Ford observa l’enfant de plus près : il s’agissait en effet d’une fille.
— S’ils savaient que nous la dissimulons ici, continua-t-il, nous serions déjà tous morts.
Il se tourna vers la fillette et ajouta :
— Viens ici, mon enfant, et raconte tout ce que tu sais à cet Américain, même les pires choses.
L’enfant parla d’une voix égale, dépourvue de toute émotion, comme si elle récitait dans une salle de classe. Elle leur raconta l’explosion dans les montagnes, l’arrivée des anciens Khmers rouges ; elle expliqua comment ils avaient attaqué son village, assassiné sa mère et son père et forcé les survivants à traverser la jungle à pied jusqu’à la mine. Elle leur décrivit comment elle avait perdu la vue à force de chercher des pierres précieuses parmi des piles entières de rochers brisés. Dans une langue claire et précise, elle leur exposa en détail l’agencement de la mine ainsi que son fonctionnement ; elle leur indiqua les endroits où les soldats menaient leurs patrouilles, ainsi que le lieu de résidence de celui qui dirigeait l’ensemble des opérations. Son récit terminé, elle s’inclina légèrement et recula de plusieurs pas.

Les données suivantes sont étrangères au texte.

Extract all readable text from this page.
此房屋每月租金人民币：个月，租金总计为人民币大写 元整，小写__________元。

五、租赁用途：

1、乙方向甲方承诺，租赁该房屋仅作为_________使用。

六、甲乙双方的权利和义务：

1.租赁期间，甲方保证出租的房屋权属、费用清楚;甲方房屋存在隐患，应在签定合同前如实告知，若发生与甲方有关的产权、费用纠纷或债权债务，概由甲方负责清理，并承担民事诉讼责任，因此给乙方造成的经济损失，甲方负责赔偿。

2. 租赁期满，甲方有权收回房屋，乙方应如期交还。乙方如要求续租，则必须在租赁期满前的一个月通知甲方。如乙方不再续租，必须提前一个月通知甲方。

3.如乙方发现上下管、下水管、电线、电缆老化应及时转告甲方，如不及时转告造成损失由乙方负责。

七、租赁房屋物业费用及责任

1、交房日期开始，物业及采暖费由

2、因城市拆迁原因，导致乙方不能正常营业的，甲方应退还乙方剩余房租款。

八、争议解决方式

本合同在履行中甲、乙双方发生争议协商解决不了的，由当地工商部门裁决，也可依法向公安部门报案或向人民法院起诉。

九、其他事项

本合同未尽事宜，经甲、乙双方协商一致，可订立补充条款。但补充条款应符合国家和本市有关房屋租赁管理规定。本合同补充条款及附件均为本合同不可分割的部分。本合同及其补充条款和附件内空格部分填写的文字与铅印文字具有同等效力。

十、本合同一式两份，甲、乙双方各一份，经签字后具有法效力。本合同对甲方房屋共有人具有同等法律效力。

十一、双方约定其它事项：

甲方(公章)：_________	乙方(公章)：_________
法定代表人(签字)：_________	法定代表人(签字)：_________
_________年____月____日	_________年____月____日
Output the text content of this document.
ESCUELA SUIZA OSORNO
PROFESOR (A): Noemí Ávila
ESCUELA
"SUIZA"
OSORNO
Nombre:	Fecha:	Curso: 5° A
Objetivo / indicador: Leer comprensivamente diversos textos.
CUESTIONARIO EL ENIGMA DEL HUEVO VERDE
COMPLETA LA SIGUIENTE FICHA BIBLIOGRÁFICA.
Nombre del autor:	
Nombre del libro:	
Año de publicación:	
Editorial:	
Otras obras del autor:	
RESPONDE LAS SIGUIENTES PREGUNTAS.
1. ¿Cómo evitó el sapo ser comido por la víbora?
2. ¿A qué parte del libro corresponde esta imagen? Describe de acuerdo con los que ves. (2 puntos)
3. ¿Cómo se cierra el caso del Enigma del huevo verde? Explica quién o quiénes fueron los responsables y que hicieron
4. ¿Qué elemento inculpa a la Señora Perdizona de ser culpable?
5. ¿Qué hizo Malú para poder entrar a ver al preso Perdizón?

Ford reposa son carnet et prit une profonde inspiration.
— Parle-moi un peu de cette explosion, demanda-t-il à la fillette. C’était quel genre ?
— Comme une bombe, répondit-elle. Le nuage s’est élevé jusqu’au ciel et, après ça, une pluie sale s’est abattue pendant plusieurs jours. Beaucoup d’arbres sont tombés.
— Vous avez assisté à l’événement ? ajouta Ford en se tournant vers le moine. À quoi cela ressemblait-il ?
L’homme le regarda droit dans les yeux.
— Un démon sorti du tréfonds de l’enfer.